Try this recipe, a variation on Ruth Goodman’s taken from the very interesting blog, see exact reference: http://kitchenherbwife.blogspot.co.uk/2010/12/herbal-gifts.html

Rosebud Lips Balm
225ml (9floz) Calendua Oil
3 Tablespoons Jojoba Oil
45g (1½ oz) Dried Alkanet Root
30g (1oz) Beeswax
12 Drops Rose Essential Oil (optional)
Method - Gently heat both oils in the top of a double boiler for about 10 minutes. Remove from the heat, add the alkanet root and steep for around 30 minutes, to extract the colour from the root.
Strain the root from the oils through a muslin cloth. Return the oils to the double boiler with the beeswax. Once this has melted, remove from the heat and add the rose essential oil drop by drop. Pour into small sterilised pots or jars. Allow to cool thoroughly before putting the lids on.

Dandelions
        why did you never think of making bread with them?  It just did not occur, did it?!  But it’s doable…and apparently lovely.

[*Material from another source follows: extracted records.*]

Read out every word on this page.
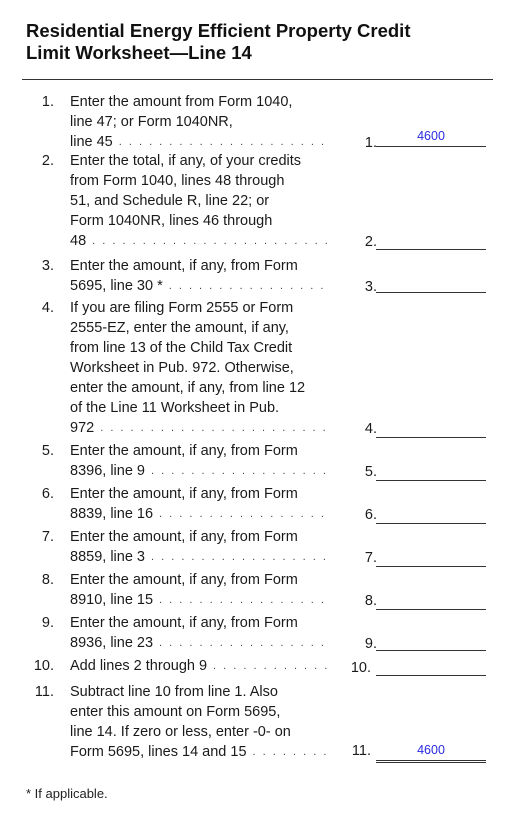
Residential Energy Efficient Property Credit
Limit Worksheet—Line 14
1. Enter the amount from Form 1040,
line 47; or Form 1040NR,
line 45 . . .	1.	4600
2. Enter the total, if any, of your credits
from Form 1040, lines 48 through
51, and Schedule R, line 22; or
Form 1040NR, lines 46 through
48 . . .	2.
3. Enter the amount, if any, from Form
5695, line 30 * . . .	3.
4. If you are filing Form 2555 or Form
2555-EZ, enter the amount, if any,
from line 13 of the Child Tax Credit
Worksheet in Pub. 972. Otherwise,
enter the amount, if any, from line 12
of the Line 11 Worksheet in Pub.
972 . . .	4.
5. Enter the amount, if any, from Form
8396, line 9 . . .	5.
6. Enter the amount, if any, from Form
8839, line 16 . . .	6.
7. Enter the amount, if any, from Form
8859, line 3 . . .	7.
8. Enter the amount, if any, from Form
8910, line 15 . . .	8.
9. Enter the amount, if any, from Form
8936, line 23 . . .	9.
10. Add lines 2 through 9 . . .	10.
11. Subtract line 10 from line 1. Also
enter this amount on Form 5695,
line 14. If zero or less, enter -0- on
Form 5695, lines 14 and 15 . . .	11.	4600
* If applicable.
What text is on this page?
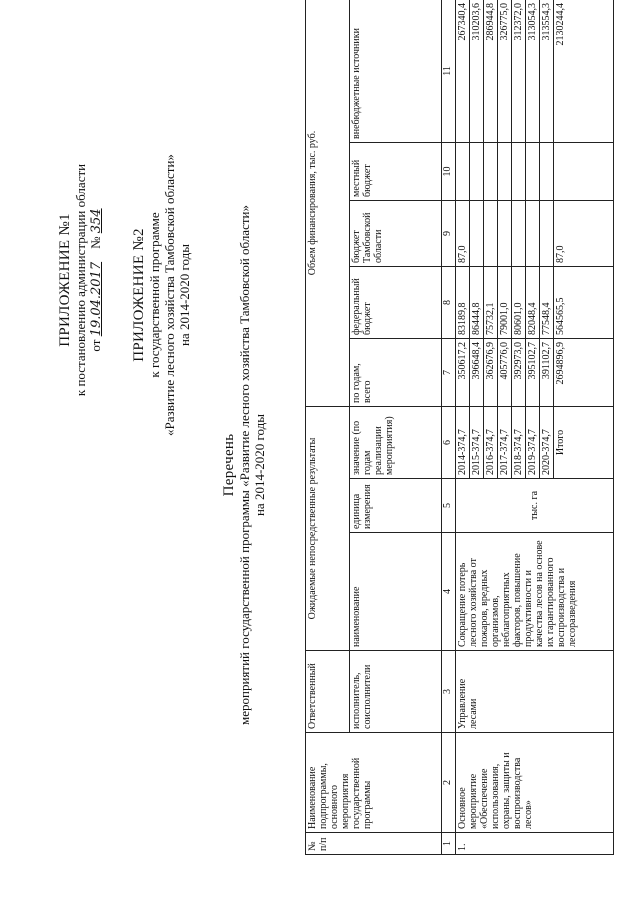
ПРИЛОЖЕНИЕ №1 к постановлению администрации области от 19.04.2017    № 354
ПРИЛОЖЕНИЕ №2 к государственной программе «Развитие лесного хозяйства Тамбовской области» на 2014-2020 годы
Перечень мероприятий государственной программы «Развитие лесного хозяйства Тамбовской области» на 2014-2020 годы
№ п/п	Наименование подпрограммы, основного мероприятия государственной программы	Ответственный	Ожидаемые непосредственные результаты			Объем финансирования, тыс. руб.				
		исполнитель, соисполнители	наименование	единица измерения	значение (по годам реализации мероприятия)	по годам, всего	федеральный бюджет	бюджет Тамбовской области	местный бюджет	внебюджетные источники
1	2	3	4	5	6	7	8	9	10	11
1.	Основное мероприятие «Обеспечение использования, охраны, защиты и воспроизводства лесов»	Управление лесами	Сокращение потерь лесного хозяйства от пожаров, вредных организмов, неблагоприятных факторов, повышение продуктивности и качества лесов на основе их гарантированного воспроизводства и лесоразведения	тыс. га	2014-374,7	350617,2	83189,8	87,0		267340,4
					2015-374,7	396648,4	86444,8			310203,6
					2016-374,7	362676,9	75732,1			286944,8
					2017-374,7	405776,0	79001,0			326775,0
					2018-374,7	392973,0	80601,0			312372,0
					2019-374,7	395102,7	82048,4			313054,3
					2020-374,7	391102,7	77548,4			313554,3
					Итого	2694896,9	564565,5	87,0		2130244,4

Dandelion bread, a recipe I found while reading a blog I pop into sometimes, see again, your exact ref here - http://kitchenlabproject.blogspot.co.uk/2011/04/dandelion-bread-for-dandy-spring.html, and this one has the recipe in both English and US measurements, which is most useful:

25g dandelion petals, about 1 cup's worth (from about 40 flowers)
120g (1 cup) AP flour
120g (1 cup) wholemeal flour
1/2 teaspoon salt
2 teaspoons baking powder
60ml (1/4 cup) sunflower oil
60ml (1/4 cup) golden syrup
1 egg
230 ml (just under 1 cup) milk
120 ml (1/2 cup) buttermilk

juice of 1 lemon
150g icing sugar (confectioner's sugar)

Preheat oven to 200C/400F.  Line a normal-sized loaf tin with baking paper, and grease or butter exposed sides (the short ends).

Combine dandelion petals, flours, salt and baking powder in a small bowl.

In separate larger bowl, whisk together sunflower oil, golden syrup, egg, milk & buttermilk.  Add dry ingredients using a spoon (a mixer won't be helpful here because of the petals) until just incorporated.  Pour into loaf tin and bake until a toothpick comes out clean - it may take anywhere from 30 to 45 minutes or onward, depending on your oven.

Leave to cool for 10 minutes in the tin, then remove from tin to cool completely.

Whisk together lemon juice and icing sugar until smooth.  Brush liberally onto top of loaf - and get the sides, too, for maximum prettiness.  

= all credit for above recipe, as said, to 'Kitchen Lab', a great blog for cooking with what you find about the place.